どのくらいの人数を治したのかわからないし、どのくらいの時間が経ったのかもよくわからないけど、忙しいというのはそれに集中出来て、怖いとか緊張とか、余計なことを考えなくて済むからそれはそれで悪くないね。
「おいさくら! いいか? 今からここに火の玉が落ちてくるけど、結界があるから平気だ、びびるなよ!」
私が順調に回復魔法を使っていると、ボヌールさんが突然そんなことを言い出す。
『火の玉?』
「あれだ」
ボヌールさんが指さす方向をみると、丁度私達のいる妖精の国のギルドめがけて一直線に向かってくる火の玉があった。妖精の国のギルドは城壁から道路を挟んですぐのところにあるから、城壁めがけてミノタウロス達が攻撃をしているのなら、流れ弾が来ることくらいは想定していたけど、教えてもらいたくなかったかも。

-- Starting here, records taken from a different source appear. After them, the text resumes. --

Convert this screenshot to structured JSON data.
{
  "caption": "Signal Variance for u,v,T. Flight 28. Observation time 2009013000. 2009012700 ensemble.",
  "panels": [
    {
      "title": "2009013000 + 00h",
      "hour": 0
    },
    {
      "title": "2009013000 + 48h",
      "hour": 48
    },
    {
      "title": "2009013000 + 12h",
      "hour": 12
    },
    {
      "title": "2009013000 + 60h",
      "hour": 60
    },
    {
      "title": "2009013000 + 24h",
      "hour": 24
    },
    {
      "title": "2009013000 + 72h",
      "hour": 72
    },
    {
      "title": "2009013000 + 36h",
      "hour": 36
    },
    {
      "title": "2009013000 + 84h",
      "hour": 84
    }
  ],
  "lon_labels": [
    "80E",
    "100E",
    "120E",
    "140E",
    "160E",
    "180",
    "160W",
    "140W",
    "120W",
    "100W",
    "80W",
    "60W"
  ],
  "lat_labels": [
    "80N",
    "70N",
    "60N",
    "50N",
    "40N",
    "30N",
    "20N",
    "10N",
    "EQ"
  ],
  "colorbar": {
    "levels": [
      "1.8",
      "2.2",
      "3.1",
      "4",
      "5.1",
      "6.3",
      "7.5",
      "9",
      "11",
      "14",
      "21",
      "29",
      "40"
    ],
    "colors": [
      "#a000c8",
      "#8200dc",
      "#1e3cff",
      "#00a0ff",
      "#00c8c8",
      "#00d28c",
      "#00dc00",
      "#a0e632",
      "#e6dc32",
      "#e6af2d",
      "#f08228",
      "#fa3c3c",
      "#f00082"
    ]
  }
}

私は再び回復魔法に専念しようとするけど、ダメだ、気になっちゃう! 怪我人さんも、もう治ってベッドで寝ている人たちも若干パニック気味になっている。あ~、うが~、教えてもらわなければ気にならなかったのに~!
そんなことを考えていたけど、火の玉はどんどん近づいてくる。
あの火の玉って、何で出来てるのかな? 落ちたところで爆発してるみたいだし、火薬とか使ってるのかな? それとも火魔法なのかな?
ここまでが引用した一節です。